Peristiwa tersebut menjadi keprihatinan berbagai kalangan, khususnya sesama wartawan. Kekerasan terhadap jurnalis dinilai bukan hanya melukai korban secara fisik, tetapi juga menjadi ancaman nyata terhadap kemerdekaan pers yang dijamin oleh Undang-Undang Nomor 40 Tahun 1999 tentang Pers.
Sebagai bentuk kepedulian, Aidin, Pimpinan Redaksi Raden Media.id, mengeluarkan ajakan terbuka kepada seluruh rekan-rekan jurnalis di Indonesia untuk bersama-sama memberikan bantuan sukarela kepada Diori Parulian Ambarita guna membantu biaya pengobatan dan proses pemulihan.
"Saya mengajak seluruh rekan-rekan jurnalis di mana pun berada untuk menyisihkan sebagian rezekinya sebagai bentuk solidaritas kepada saudara kita Diori Parulian Ambarita yang saat ini masih menjalani perawatan akibat dugaan penganiayaan saat menjalankan tugas peliputan," ujar Aidin.
Menurut Aidin, profesi wartawan memiliki risiko tinggi di lapangan. Karena itu, ketika ada rekan seprofesi yang menjadi korban saat menjalankan tugas jurnalistik, sudah sepatutnya seluruh insan pers saling menguatkan.
"Besar kecilnya bantuan bukan menjadi ukuran. Yang paling utama adalah kepedulian dan rasa persaudaraan sesama wartawan. Saya yakin kebersamaan insan pers akan menjadi penyemangat bagi saudara kita untuk segera pulih," ungkapnya.

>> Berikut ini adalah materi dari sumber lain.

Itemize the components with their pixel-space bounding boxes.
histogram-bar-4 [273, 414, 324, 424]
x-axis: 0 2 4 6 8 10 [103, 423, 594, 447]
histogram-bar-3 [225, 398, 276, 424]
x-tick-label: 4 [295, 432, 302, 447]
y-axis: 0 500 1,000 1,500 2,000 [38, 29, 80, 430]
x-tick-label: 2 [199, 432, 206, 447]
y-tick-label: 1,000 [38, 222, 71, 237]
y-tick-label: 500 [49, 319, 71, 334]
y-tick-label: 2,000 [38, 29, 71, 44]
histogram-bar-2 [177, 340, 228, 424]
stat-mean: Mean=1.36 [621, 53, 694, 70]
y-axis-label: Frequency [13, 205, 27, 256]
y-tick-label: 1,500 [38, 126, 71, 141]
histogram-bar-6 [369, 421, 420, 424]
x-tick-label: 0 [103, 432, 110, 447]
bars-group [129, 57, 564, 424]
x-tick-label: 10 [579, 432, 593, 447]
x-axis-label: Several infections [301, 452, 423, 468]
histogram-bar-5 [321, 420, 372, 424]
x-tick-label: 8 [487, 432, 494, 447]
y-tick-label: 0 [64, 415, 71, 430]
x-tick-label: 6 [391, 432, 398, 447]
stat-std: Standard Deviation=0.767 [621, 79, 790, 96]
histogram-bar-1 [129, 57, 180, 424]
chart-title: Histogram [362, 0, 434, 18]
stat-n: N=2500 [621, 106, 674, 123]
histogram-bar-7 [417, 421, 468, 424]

Dalam surat ajakan tersebut, Aidin juga menyampaikan bahwa bantuan dapat dikirim langsung melalui DANA atas nama Diori Parulian Ambarita (Ambar). Para donatur diimbau untuk melakukan konfirmasi terlebih dahulu kepada nomor yang telah dicantumkan sebelum mengirimkan bantuan agar penyaluran berjalan dengan baik.
Aidin berharap, kepedulian yang diberikan para jurnalis maupun masyarakat dapat meringankan beban korban beserta keluarganya di tengah proses pemulihan yang masih berlangsung.
"Semoga saudara kita Diori Parulian Ambarita segera diberikan kesembuhan dan keadilan dapat ditegakkan. Mari kita tunjukkan bahwa insan pers selalu hadir, saling mendukung, dan tidak membiarkan rekan berjuang sendirian. Terima kasih kepada seluruh pihak yang telah membantu dengan tulus dan ikhlas," tutupnya.
Selain menggalang solidaritas, berbagai pihak juga berharap aparat penegak hukum dapat mengusut tuntas dugaan penganiayaan terhadap jurnalis tersebut secara profesional, transparan, dan sesuai ketentuan hukum yang berlaku. Keselamatan wartawan saat menjalankan tugas peliputan merupakan bagian penting dalam menjaga kemerdekaan pers dan hak masyarakat memperoleh informasi.